June 9, 2015
Christophe Bertrand

Achieving 40:1 Dedupe Ratios

In recent years, many data backup and recovery solution providers of data deduplication technology have been boasting high deduplication rates for their devices or software. For example, for the non-initiated, a 20:1 ratio would suggest that if you take 20 TB of data it can be reduced to 1TB through the use of the technology. Sounds great, but is it just marketing?

The logic used by certain target deduplication providers is as follows. Let’s assume you would need 20 TB of storage to run full backups every day for 30 days. After applying “vendor X’s”  target deduplication engine, you would actually only need 1TB. Therefore, the ratio is 20:1. Isn’t it awesome? Since the deduplication happens at the target, this logic makes sense, right?

This calculation method is great news for Arcserve. Let me explain why: our global source-side deduplication combined with our infinite incremental technology gives us tremendous efficiencies. Specifically, Arcserve Unified Data Protection (UDP) can keep 30 daily recovery points in a deduplicated and compressed backup data store. With UDP, users typically see a 70 percent reduction in source data size for standard ‘office’ data (DB, Office Docs). This is based on real-life examples, and it is a conservative number. We have actual customer screenshots from their management console to prove it! So, it isn’t just a marketing guy saying it.

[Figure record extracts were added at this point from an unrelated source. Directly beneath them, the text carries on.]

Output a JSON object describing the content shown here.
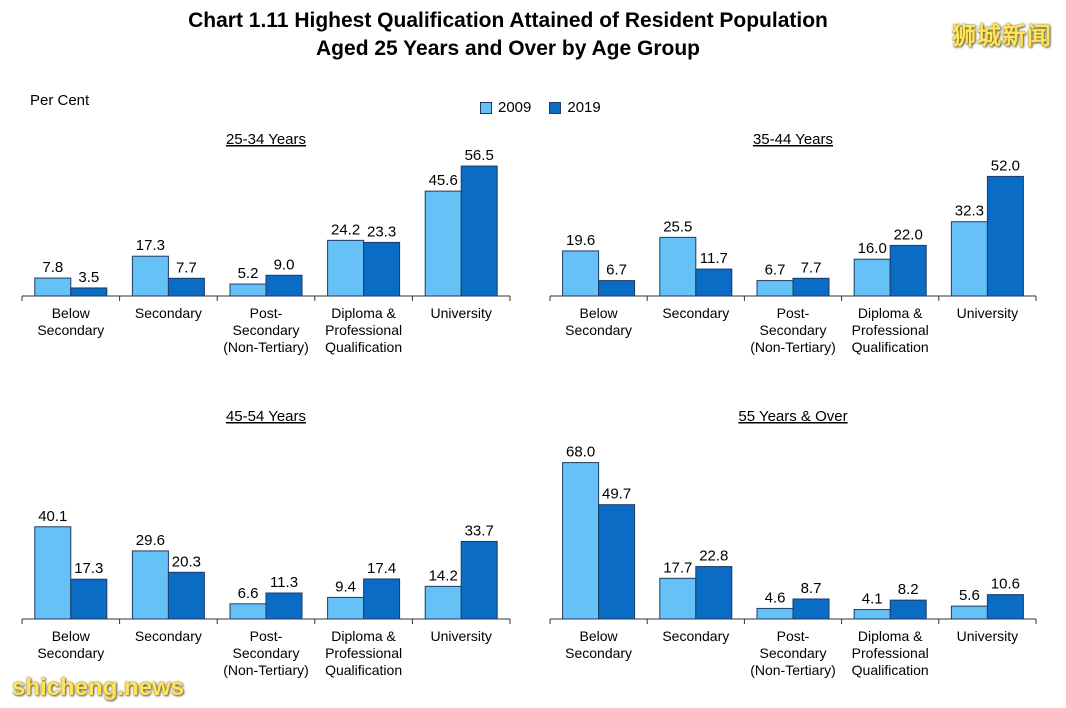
{
  "header": {
    "title_line1": "Chart 1.11  Highest Qualification Attained of Resident Population",
    "title_line2": "Aged 25 Years and Over by Age Group",
    "unit": "Per Cent"
  },
  "watermarks": {
    "top": "狮城新闻",
    "bottom": "shicheng.news"
  },
  "legend": [
    {
      "label": "2009",
      "color": "#66c1f7"
    },
    {
      "label": "2019",
      "color": "#0a6cc4"
    }
  ],
  "chart_data": [
    {
      "type": "bar",
      "title": "25-34 Years",
      "categories": [
        "Below Secondary",
        "Secondary",
        "Post-Secondary (Non-Tertiary)",
        "Diploma & Professional Qualification",
        "University"
      ],
      "category_lines": [
        [
          "Below",
          "Secondary"
        ],
        [
          "Secondary"
        ],
        [
          "Post-",
          "Secondary",
          "(Non-Tertiary)"
        ],
        [
          "Diploma &",
          "Professional",
          "Qualification"
        ],
        [
          "University"
        ]
      ],
      "series": [
        {
          "name": "2009",
          "values": [
            7.8,
            17.3,
            5.2,
            24.2,
            45.6
          ]
        },
        {
          "name": "2019",
          "values": [
            3.5,
            7.7,
            9.0,
            23.3,
            56.5
          ]
        }
      ]
    },
    {
      "type": "bar",
      "title": "35-44 Years",
      "categories": [
        "Below Secondary",
        "Secondary",
        "Post-Secondary (Non-Tertiary)",
        "Diploma & Professional Qualification",
        "University"
      ],
      "category_lines": [
        [
          "Below",
          "Secondary"
        ],
        [
          "Secondary"
        ],
        [
          "Post-",
          "Secondary",
          "(Non-Tertiary)"
        ],
        [
          "Diploma &",
          "Professional",
          "Qualification"
        ],
        [
          "University"
        ]
      ],
      "series": [
        {
          "name": "2009",
          "values": [
            19.6,
            25.5,
            6.7,
            16.0,
            32.3
          ]
        },
        {
          "name": "2019",
          "values": [
            6.7,
            11.7,
            7.7,
            22.0,
            52.0
          ]
        }
      ]
    },
    {
      "type": "bar",
      "title": "45-54 Years",
      "categories": [
        "Below Secondary",
        "Secondary",
        "Post-Secondary (Non-Tertiary)",
        "Diploma & Professional Qualification",
        "University"
      ],
      "category_lines": [
        [
          "Below",
          "Secondary"
        ],
        [
          "Secondary"
        ],
        [
          "Post-",
          "Secondary",
          "(Non-Tertiary)"
        ],
        [
          "Diploma &",
          "Professional",
          "Qualification"
        ],
        [
          "University"
        ]
      ],
      "series": [
        {
          "name": "2009",
          "values": [
            40.1,
            29.6,
            6.6,
            9.4,
            14.2
          ]
        },
        {
          "name": "2019",
          "values": [
            17.3,
            20.3,
            11.3,
            17.4,
            33.7
          ]
        }
      ]
    },
    {
      "type": "bar",
      "title": "55 Years & Over",
      "categories": [
        "Below Secondary",
        "Secondary",
        "Post-Secondary (Non-Tertiary)",
        "Diploma & Professional Qualification",
        "University"
      ],
      "category_lines": [
        [
          "Below",
          "Secondary"
        ],
        [
          "Secondary"
        ],
        [
          "Post-",
          "Secondary",
          "(Non-Tertiary)"
        ],
        [
          "Diploma &",
          "Professional",
          "Qualification"
        ],
        [
          "University"
        ]
      ],
      "series": [
        {
          "name": "2009",
          "values": [
            68.0,
            17.7,
            4.6,
            4.1,
            5.6
          ]
        },
        {
          "name": "2019",
          "values": [
            49.7,
            22.8,
            8.7,
            8.2,
            10.6
          ]
        }
      ]
    }
  ]
}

How did we get that figure specifically? If you take 1TB of source data with a 5 percent daily change rate stored for 30 days, that is 1TB + 29x50GB = 2.45TB of backup data, reduced to 735GB in the data store. This equates to 30 (synthetic) full backups of 1TB (1024GB) reduced to 735GB, or a theoretical reduction of 41:1, or (30x1024GB)/735GB=41.

And, Arcserve’s deduplication is global, so it applies to all the nodes we backup. A competitors solution that’s claiming a 40:1 ratio saving may only be saving that on a single logical volume, not across the entire backup storage estate!

My point is this: comparing Arcserve using the traditional math used by legacy deduplication vendors works out beautifully for us, but as one customer told me one day (when I was selling a target deduplication system):  “Your ratios are like gas mileage ads for cars; they’re theoretical and unrealistic.” This happens when marketing gets disconnected from reality.

In my view, the only valid measurement that is accurate and proven is simply to compare how much source data you have vs. how much you end up with at the target backup system (appliance or server/storage) after a period of time, taking into account data growth and change. That’s the only real operational measurement that makes any sense to gauge the efficiency of your deduplication. Who cares about a theoretical ratio that doesn’t mean anything?

You, the end user, care about how much money you need to invest on data protection infrastructure to protect all that data in your organization. This means making sure it is recoverable as needed and when needed, in a timely fashion. You want to get the most efficiency and functionality for your needs. The rest is marketing Bizarre Statements.